Pain specialists can't predict how patients will respond to pain treatment, and frequently they have to improvise to find the best medicine with the fewest side effects.

"Often the [health-care] provider must be creative — the art of medicine — in order to come up with an option that might just work for their patient," said Dr. Lloyd Saberski, editor in chief of the journal The Pain Clinic.

"Much of the practice of pain medicine makes use of off-label approaches," said Saberski.

Dr.
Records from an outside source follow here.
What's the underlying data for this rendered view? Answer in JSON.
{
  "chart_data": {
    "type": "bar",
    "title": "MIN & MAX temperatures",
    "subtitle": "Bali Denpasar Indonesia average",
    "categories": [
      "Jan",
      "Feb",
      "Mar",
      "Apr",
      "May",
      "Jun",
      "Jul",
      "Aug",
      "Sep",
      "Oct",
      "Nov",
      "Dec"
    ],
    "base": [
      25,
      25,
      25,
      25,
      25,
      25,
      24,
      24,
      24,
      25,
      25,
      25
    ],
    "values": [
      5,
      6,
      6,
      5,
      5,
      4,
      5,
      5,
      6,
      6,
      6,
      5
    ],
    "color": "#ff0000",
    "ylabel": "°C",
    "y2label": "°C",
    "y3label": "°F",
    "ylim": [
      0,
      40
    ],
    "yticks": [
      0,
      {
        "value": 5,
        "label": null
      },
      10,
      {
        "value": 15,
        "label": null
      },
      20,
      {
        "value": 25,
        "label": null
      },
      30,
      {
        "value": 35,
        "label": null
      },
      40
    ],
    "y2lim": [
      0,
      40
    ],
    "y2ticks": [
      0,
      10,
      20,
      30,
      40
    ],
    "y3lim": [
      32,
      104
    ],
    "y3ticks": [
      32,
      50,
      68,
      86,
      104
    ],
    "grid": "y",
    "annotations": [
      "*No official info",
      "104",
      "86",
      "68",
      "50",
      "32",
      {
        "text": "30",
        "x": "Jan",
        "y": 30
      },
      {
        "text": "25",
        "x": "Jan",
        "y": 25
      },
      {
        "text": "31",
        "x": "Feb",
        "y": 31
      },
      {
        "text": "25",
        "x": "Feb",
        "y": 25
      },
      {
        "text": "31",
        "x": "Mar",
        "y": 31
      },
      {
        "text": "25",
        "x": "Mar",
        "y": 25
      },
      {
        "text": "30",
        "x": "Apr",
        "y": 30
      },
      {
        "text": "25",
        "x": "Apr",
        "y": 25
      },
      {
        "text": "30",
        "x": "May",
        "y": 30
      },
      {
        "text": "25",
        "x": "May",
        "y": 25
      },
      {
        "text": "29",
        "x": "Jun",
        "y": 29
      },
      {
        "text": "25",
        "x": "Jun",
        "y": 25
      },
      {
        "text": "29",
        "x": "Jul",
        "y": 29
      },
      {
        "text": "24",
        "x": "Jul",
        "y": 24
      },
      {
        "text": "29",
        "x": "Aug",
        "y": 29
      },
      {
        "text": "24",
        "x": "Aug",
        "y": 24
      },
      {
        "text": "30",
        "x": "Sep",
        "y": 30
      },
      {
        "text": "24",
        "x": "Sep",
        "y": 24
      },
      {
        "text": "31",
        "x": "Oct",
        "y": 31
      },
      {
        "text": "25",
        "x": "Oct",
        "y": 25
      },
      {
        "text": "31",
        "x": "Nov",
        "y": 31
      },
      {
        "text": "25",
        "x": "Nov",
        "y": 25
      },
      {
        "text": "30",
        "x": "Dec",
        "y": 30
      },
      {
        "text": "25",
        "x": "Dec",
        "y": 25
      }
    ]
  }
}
Joshua Prager, director of the Center for the Rehabilitation of Pain Syndromes at UCLA Medical Plaza, started using botulinum toxin in 1994, eight years before it was approved for cosmetic wrinkle removal. Back then botulinum toxin was used to treat muscle spasms responsible for crossed eyes, as well as rare neurological disorders with involuntary muscles spasms called dystonia.

"If it relaxes muscles when you have dystonia, it's going to relax your muscles anytime," Prager recalled thinking.

He says that people suffering from intense pain often have a combination of nerve pain and muscle pain. Therefore, reducing muscle pain may either stop a spiraling cycle of pain, or at least relieve it temporarily.

Prager estimates he's treated muscle pain with Botox close to 1,000 times over the years. Though he says that the procedure is safe and that he's never seen any major side effects in his patients, he has heard tales where botulinum toxin injections for pain have gone wrong.

Inject botulinum toxin into the wrong part of the neck, says Prager, and a person can suffer from vocal cord paralysis for three months. Inject it into the wrong part on both sides of the neck, and theoretically a patient could suffocate from a collapse of their vocal cords on both sides. And of course, doctors can't use botulinum toxin in the muscles you need to move, like your legs.

For now, at least, the risks of side effects are only part of the list of considerations for patients. Until botulinum toxin gets FDA approval for use in pain relief, the price of treatment might be more painful than the pain.

"When I started using it in 1994, it was $250 a bottle," said Prager. "Now it's $600 a bottle, and they just keep raising the price."